Это был его обычный приём, помогавший насытиться впрок.
-  Не будь фраером! Ты же съел почти весь шашлык. И не называй меня Вик!
- Хорошо, старик. Но я могу съесть ещё. Смотри на жизнь легче. Что наша жизнь? Игра! Правда, девушки?
Девицы посмотрели на него оценивающе, но ничего не ответили. Видимо, в их глазах он не выглядел человеком, сорвавшим крупный куш. Желая поднять себя в их глазах, он заказал ещё бутылку сухого.
- Может быть, довольно? -  недовольным тоном возразила официантка.  - В прошлый раз вы не заплатили полностью по счёту.
- На этот раз всё до копейки!
Лаврик похлопал себя по карману. Он продолжал хорохориться, но что-то не ладилось. То ли он взял слишком резвый ход, то ли девицы ждали клиентов побогаче. Закадрить их не удалось.
Уже темнело, когда  Виктор и Вадим вышли на улицу. Начинался дождь.
- Старик, - разомлев от вина и сытости, слегка заплетающимся языком говорил Лаврик, - я бы тебя... пригласил… Но Люська… У меня есть один бардачок, вроде моего бывшего. Поедем. Вот, кстати, и троллейбус.
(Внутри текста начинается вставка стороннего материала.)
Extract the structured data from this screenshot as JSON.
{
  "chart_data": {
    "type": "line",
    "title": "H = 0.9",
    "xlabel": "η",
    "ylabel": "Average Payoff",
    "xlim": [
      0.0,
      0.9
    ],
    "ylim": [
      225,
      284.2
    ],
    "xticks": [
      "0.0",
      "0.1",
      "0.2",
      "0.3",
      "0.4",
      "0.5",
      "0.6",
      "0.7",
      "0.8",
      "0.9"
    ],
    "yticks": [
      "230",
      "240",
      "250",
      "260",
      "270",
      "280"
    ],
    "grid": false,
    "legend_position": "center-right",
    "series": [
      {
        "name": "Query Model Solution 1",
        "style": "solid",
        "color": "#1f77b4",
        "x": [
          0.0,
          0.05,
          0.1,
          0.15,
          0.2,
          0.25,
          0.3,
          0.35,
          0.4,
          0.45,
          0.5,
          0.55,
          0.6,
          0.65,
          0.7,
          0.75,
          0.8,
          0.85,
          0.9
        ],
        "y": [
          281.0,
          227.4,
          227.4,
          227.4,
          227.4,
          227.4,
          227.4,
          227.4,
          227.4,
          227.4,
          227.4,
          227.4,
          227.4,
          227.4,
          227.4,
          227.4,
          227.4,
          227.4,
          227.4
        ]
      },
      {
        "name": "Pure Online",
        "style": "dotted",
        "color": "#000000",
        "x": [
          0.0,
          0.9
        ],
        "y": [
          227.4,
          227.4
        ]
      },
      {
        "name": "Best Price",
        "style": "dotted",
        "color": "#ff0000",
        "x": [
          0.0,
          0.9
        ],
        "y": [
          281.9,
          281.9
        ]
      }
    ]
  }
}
 Жена Лаврика и в самом деле не выносила присутствия чужих по ночам. В последний раз Виктор явился к ним подвыпившим и напугал её. И потом, бросив нож, который схватил сгоряча, гладил её дрожащее в рыданиях тело, а Вадик сидел рядом, и ему вряд ли всё это нравилось. Ведь его жена могла стать женой друга, стоило тому только пошевелить пальцем. Но он этого не сделал ; и Москва опять ушла от него.
- Нам сходить, - сказал Лаврик.
Дождь лил уже всерьёз, и они скоро промокли.
- Кстати, чтоб ты знал, - поёживаясь, говорил Лаврик, - хозяина зовут Яков. У него сегодня малина. Откинулась из зоны его маруха. Я тебя представлю - и сразу домой.
Миновав проходные дворы, приятели подошли к какому-то двухэтажному дому с облупленной штукатуркой. Возле двустворчатой окрашенной коричневой краской двери с позеленевшей медной ручкой Вадим остановился и позвонил. Послышались шаги, кашель, и хриплый мужской голос спросил:
- Кто там?
- Свои!
Дверь приоткрылась на ширину цепочки ; и в проёме показалось дублёное всеми жизненными ветрами лицо с ёжиком чёрных, тронутых сединой волос. Тяжёлый хмельной взгляд окинул стоявших у порога людей, особенно внимательно остановился на лице незнакомца.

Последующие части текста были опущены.